For day-to-day operations, many practices monitor payments using two complementary resources: (1) code-specific RVU and fee schedule pages (useful for relative valuation and splits), and (2) a consolidated physician fee schedule publication for the year (useful for macro changes and cross-checks on conversion factor effects).
Most preventable HIDA denials fall into three buckets: (1) protocol/documentation mismatch (especially 78227 without drug documentation), (2) incorrect component billing/modifiers, and (3) medical necessity (diagnosis/policy criteria not met).
This is the highest-yield compliance risk. If the report does not state the medication administration (and timing), payers often downcode to 78226 or deny. Because policy language expects a pharmacologic intervention to justify the "with drug" code, documentation is the proof element.
Because 78227 already represents the complete hepatobiliary imaging service with intervention, billing both codes is treated as incorrect unbundling. Claims edits often deny one line, and repeated occurrences can trigger audit attention. The split is not base + add-on; it is one code selection per encounter.

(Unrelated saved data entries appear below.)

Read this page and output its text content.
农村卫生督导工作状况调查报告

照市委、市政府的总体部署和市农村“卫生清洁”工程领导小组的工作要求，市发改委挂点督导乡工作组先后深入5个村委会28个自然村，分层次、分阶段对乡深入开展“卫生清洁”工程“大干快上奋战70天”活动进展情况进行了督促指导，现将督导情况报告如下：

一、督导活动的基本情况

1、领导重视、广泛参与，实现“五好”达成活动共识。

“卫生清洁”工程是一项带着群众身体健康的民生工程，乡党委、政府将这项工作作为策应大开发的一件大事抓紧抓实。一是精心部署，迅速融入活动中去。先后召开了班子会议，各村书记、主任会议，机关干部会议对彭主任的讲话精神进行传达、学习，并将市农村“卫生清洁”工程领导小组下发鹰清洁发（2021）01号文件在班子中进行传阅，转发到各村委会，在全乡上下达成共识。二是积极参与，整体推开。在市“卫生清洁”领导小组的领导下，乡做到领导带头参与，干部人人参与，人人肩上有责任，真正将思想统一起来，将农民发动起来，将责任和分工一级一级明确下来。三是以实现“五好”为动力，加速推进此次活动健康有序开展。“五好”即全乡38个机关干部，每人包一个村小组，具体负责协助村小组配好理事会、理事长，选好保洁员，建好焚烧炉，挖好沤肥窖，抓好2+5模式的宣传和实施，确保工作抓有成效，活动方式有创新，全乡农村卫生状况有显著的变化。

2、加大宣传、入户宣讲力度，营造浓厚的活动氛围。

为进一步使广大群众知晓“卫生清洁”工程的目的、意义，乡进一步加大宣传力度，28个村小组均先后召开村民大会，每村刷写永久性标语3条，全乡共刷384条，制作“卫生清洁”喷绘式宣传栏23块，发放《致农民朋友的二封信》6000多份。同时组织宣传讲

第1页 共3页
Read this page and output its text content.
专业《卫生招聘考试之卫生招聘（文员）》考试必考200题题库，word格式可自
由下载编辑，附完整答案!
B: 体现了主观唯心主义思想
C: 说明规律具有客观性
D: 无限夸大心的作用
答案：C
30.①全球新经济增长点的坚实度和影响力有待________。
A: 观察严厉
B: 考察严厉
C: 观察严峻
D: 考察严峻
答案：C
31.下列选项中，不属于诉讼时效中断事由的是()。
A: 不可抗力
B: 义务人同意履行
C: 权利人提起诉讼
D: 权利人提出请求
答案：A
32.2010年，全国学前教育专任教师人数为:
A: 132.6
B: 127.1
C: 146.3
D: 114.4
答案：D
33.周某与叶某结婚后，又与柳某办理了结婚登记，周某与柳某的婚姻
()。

Professional-only claims without -26 in a hospital setting may deny or pay incorrectly. Conversely, billing global when another entity already billed the technical portion risks duplicate billing allegations.
HIDA is commonly justified when ultrasound is nondiagnostic and biliary disease remains suspected, but claims can fail when the diagnosis is too vague or when documentation does not show that standard first-line evaluation occurred. Payers may require explicit symptom localization, prior imaging results, and indication-specific criteria.